Es hat aufgehört zu regnen, die Luft ist klar und angenehm. Man lerne die Stadt von einer anderen Seite kennen, habe eben Zeit zum Nachdenken, „und man entdeckt, dass man auch mal zu Fuß gehen kann. Laufen ist gar nicht so schlecht wie sein Ruf.“ Wenn er als Chef den Tag in der Redaktion verbringe, komme die Bewegung manchmal zu kurz, obwohl er schon versuche, nicht den ganzen Tag am Schreibtisch zu sitzen. Nun mache er immerhin „Frühsport“. Mit der Uhrzeit hadere er aber hin und wieder, denn die zweite Schicht als Chefredakteur beginnt meist erst gegen 10 Uhr, zieht sich aber deshalb auch nach hinten raus, insbesondere, wenn Abendtermine anstehen. „Ich merke dann schon, dass ich keine 20 mehr bin“, sagt Leuschen. Er habe auch verschiedene Uhrzeiten getestet: Als er anfangs um 2 Uhr mit dem Austragen begann, war er tagsüber ziemlich gerädert. Bei 3 Uhr war es schon besser, mit 4.30 Uhr habe er eine für sich passende Uhrzeit gefunden.

Frühstück nach
der ersten Schicht

Gegen 6.30 Uhr müssen die Zeitungen dann auch zugestellt sein, Leuschen hat alle 70 Abonnentinnen und Abonnenten versorgt – und bringt seiner Frau auch gleich noch Brötchen mit. „Jetzt gibt es erst einmal Kaffee, dann Frühstück. Und dann entscheide ich, ob ich mich noch einmal hinlege“, erklärt Leuschen. Denn einige Stunden später beginnt seine zweite Schicht als Chefredakteur. Dafür tauscht er die orangene Regenjacke mit einem Jacket, die Sneaker gegen Lederschuhe und die Stirnlampe setzt er auch ab.

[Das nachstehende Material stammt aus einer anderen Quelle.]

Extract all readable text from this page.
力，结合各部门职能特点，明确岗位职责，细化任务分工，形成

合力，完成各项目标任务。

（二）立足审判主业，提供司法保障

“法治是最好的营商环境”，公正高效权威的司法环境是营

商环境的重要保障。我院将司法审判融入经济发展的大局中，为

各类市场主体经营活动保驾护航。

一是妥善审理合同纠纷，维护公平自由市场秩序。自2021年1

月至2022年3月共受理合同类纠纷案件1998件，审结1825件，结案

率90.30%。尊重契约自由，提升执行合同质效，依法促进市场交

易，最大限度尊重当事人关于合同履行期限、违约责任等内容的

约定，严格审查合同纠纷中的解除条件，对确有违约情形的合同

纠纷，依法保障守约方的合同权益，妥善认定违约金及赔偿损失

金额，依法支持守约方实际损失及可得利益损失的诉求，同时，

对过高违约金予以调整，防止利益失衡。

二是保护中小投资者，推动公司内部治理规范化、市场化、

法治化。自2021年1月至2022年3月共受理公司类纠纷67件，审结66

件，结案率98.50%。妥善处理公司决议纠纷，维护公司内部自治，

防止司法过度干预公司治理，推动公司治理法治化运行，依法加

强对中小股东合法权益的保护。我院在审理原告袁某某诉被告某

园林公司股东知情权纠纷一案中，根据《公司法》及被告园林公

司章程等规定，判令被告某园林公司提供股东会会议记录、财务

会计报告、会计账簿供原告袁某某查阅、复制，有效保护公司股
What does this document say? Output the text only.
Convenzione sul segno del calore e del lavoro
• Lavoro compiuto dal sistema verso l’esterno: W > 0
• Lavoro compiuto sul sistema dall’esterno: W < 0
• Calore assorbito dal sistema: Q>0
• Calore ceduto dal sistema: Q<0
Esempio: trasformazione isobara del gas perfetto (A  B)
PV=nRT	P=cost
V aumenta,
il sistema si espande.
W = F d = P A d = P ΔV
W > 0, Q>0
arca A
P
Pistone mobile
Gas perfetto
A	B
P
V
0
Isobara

Gegen 6.30 Uhr kehrt Leben in die Stadt. Einige Hundebesitzer sind mit ihren Vierbeinern unterwegs, auf der Straße kommen Lothar Leuschen hin und wieder Autos entgegen. Pünktlich zum Ende der ersten Schicht fängt es wieder an zu regnen. Es ist, trotz der Müdigkeit, auch ein gutes Gefühl, schon Menschen mit der Belieferung der Zeitung glücklich gemacht zu haben, während Wuppertal im Regen gerade erst wach wird.